Zen & Buddhism Q&As

Does Zen believe in reincarnation?

As in so many things, it depends upon what is meant by ‘reincarnation’. If what is meant is, is there something solid, some essence that’s ours, 

like a soul, which persists through various lifetimes and incarnates in various bodies? Then the answer is clearly no. 

The reason is that it is a fundamental tenet of buddhism that nothing has a fixed and abiding self essence. A soul, in the sense that is usually meant, is a paradigm example of a fixed and abiding ‘self’ which buddhism would deny.

Beyond this, there is substantial disagreement among the various buddhist schools. Tibetan buddhism, which has a quite strong metaphysical component, is probably most engaged with this. Some people in the Tibetan tradition would say there is a karmic continuity over lifetimes but it’s not a personal continuity: it’s not the person who is carried over from one lifetime to the other.
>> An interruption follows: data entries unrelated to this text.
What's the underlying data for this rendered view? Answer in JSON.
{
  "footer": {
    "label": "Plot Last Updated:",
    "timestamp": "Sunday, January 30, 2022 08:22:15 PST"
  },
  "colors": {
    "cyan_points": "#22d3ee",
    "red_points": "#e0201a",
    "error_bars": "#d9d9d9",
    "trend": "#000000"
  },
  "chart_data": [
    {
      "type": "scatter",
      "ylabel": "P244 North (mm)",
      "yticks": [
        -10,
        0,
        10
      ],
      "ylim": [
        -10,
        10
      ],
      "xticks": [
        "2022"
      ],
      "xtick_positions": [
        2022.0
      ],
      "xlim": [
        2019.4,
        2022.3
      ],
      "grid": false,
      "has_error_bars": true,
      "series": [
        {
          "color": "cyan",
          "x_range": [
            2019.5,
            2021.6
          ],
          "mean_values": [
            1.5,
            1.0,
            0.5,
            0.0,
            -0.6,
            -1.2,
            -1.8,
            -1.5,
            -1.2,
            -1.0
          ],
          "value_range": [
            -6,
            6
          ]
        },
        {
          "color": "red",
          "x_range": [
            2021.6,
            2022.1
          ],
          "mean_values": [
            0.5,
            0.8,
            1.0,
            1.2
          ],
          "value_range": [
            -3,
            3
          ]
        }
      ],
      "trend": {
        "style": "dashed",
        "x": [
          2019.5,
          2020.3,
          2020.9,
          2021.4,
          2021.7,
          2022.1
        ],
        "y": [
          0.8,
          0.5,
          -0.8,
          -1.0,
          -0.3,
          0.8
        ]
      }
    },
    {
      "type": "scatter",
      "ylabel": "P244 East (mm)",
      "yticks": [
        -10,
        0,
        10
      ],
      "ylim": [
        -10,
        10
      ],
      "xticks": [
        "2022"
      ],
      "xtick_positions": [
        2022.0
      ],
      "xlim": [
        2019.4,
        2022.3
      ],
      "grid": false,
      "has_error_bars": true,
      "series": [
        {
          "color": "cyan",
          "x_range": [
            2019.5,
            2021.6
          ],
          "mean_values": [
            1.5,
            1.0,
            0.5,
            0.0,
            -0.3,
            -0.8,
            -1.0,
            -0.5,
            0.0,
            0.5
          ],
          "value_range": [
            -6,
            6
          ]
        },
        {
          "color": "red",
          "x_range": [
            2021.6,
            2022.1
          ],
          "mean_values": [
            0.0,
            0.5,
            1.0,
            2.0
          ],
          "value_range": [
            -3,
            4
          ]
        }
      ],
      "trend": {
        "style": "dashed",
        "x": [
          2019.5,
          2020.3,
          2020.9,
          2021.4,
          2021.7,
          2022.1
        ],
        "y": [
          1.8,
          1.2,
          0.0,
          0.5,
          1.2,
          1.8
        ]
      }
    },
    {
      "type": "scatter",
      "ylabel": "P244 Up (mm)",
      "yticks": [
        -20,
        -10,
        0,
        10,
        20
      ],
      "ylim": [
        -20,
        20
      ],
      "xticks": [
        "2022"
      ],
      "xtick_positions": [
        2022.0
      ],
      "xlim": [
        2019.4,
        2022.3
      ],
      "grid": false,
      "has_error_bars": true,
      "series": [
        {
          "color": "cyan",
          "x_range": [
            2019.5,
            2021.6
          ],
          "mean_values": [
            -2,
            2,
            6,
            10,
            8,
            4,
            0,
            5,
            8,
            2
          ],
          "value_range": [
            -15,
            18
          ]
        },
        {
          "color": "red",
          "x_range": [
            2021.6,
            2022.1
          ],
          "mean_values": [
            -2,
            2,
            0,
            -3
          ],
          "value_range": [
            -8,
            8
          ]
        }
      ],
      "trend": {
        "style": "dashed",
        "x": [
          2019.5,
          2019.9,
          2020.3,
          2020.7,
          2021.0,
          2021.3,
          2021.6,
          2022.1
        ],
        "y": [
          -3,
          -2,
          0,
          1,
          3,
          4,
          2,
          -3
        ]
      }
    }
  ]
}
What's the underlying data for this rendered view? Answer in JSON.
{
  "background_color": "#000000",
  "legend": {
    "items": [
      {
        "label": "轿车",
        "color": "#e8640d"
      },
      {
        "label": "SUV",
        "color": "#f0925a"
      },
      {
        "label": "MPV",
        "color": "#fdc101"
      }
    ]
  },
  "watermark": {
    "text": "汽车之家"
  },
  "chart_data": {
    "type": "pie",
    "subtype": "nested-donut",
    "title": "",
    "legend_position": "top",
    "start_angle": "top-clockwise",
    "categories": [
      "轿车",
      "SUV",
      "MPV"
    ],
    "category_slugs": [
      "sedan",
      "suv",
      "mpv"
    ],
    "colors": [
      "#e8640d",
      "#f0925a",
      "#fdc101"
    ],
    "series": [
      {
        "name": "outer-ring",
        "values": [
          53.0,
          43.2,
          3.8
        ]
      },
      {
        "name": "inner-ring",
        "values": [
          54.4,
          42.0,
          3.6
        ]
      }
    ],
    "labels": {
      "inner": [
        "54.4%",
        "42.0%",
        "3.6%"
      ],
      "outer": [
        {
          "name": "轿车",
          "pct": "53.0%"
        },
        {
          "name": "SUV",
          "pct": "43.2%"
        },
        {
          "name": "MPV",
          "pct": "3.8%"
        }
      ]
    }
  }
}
But in any event, no one can remember their previous lives, apart from the Buddha, who, paradoxically, can do so only because he has clearly understood that there is no Self. It is like a weather system; the air molecules which make up a storm don’t really move across the Atlantic, although it seems obvious to us that the storm does. We mistake a system for an entity, and we do this constantly.
The Zen position is to take an agnostic position to all questions of this kind. Not because they are not interesting, but because they are not directly connected – and may indeed be inimical- with alleviating suffering which, from our perspective, is caused by an unthinking adherence to a self. Having it persist though one lifetime is mistake enough.